Yesterday, World Press Photo “to curtail further speculation” following Krawetz’s analysis of Hansen’s photo, took the decision to involve two independent experts to carry out a forensic investigation of the image file with full co-operation from Hansen. The results of which can be read below.
“We have reviewed the RAW image, as supplied by World Press Photo, and the resulting published JPEG image. It is clear that the published photo was retouched with respect to both global and local color and tone. Beyond this, however, we find no evidence of significant photo manipulation or compositing. Furthermore, the analysis purporting photo manipulation is deeply flawed, as described briefly below.”
1. XMP Analysis. The XMP analysis reflects an incomplete understanding of the Photoshop metadata and also paraphrases the contents in a misleading way. The referenced block of metadata merely indicates that the file was adjusted in the Adobe Photoshop Camera Raw module on multiple occasions before it was opened in Photoshop and then saved out as a JPEG. In fact, this metadata does not track whether multiple files were composited.
2. Error Level Analysis. The forensic analysis of the JPEG compression as performed by error level analysis (ELA) does not provide a quantitative or reliable analysis of photo manipulation. This analysis frequently mis-identifies authentic photos as altered and fails to identify altered images, and as such is not a reliable forensic tool.
3. Shadow Analysis. The shadow analysis is flawed in its logic and conclusions. It is true that linear constraints that connect points on an object with their corresponding points on the shadow should intersect at a single point (assuming the presence of a single light source). The location of this intersection point, however, cannot be used to reason about the elevation of the light in the scene. The intersection point is simply the projection of the light source into the image plane. This projected location can be anywhere in the image (including below the ground plane) depending on where the photographer is oriented relative to the sun.
Dr.
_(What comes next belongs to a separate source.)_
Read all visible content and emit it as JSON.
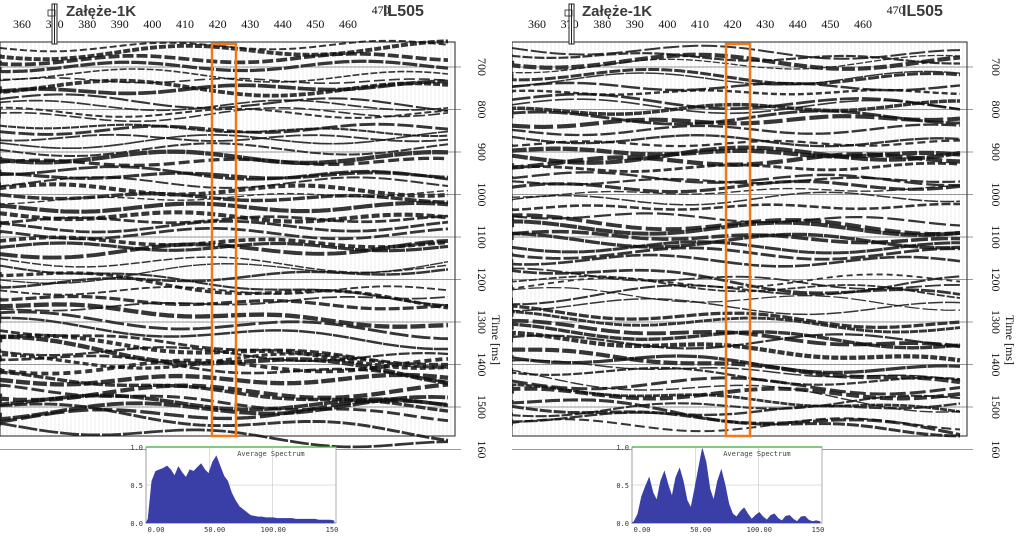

Hany Farid, Professor of Computer Science at Dartmouth College and co-founder and CTO of Fourandsix Technologies & Kevin Connor, CEO of Fourandsix
“When I compare the RAW file with the prizewinning version I can indeed see that there has been a fair amount of post-production, in the sense that some areas have been made lighter and others darker. But regarding the positions of each pixel, all of them are exactly in the same place in the JPEG (the prizewinning image) as they are in the RAW file. I would therefore rule out any question of a composite image.”
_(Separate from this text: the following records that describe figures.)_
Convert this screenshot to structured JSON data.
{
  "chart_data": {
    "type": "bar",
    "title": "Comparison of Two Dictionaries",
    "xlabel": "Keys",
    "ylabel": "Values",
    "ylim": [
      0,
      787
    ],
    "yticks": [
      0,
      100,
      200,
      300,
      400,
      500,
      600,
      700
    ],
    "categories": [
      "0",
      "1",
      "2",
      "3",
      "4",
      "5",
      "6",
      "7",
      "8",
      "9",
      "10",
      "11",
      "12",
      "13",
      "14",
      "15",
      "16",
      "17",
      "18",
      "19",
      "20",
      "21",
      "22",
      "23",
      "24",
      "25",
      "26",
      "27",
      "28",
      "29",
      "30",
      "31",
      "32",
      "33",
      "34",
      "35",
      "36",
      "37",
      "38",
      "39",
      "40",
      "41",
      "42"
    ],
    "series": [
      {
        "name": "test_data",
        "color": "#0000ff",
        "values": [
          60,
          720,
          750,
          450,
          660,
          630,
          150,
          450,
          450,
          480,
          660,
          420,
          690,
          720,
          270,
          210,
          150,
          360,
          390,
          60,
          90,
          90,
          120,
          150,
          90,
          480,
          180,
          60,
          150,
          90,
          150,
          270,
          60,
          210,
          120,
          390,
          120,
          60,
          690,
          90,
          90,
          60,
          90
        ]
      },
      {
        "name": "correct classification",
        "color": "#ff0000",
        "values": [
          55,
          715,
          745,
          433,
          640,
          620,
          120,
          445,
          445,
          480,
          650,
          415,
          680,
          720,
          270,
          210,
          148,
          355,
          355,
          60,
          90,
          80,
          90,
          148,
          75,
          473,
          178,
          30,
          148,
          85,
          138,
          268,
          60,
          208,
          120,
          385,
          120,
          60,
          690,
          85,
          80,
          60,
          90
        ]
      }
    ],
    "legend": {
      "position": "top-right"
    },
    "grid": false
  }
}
Eduard de Kam, digital photography expert NIDF (Nederlands Instituut voor Digitale Fotografie)
World Press Photo is the leading international contest in photojournalism. The contest entry rules state that the content of the images must not be altered. Only retouching which conforms to currently accepted standards in the industry is allowed. The jury will consider what they deem acceptable in each category during the judging and they can request original, untouched files or scans from the photographers to examine.In case there is doubt after the judging has been completed, there is a procedure for re-examining the files which could ultimately lead to the disqualification of the work and withdrawal of the award.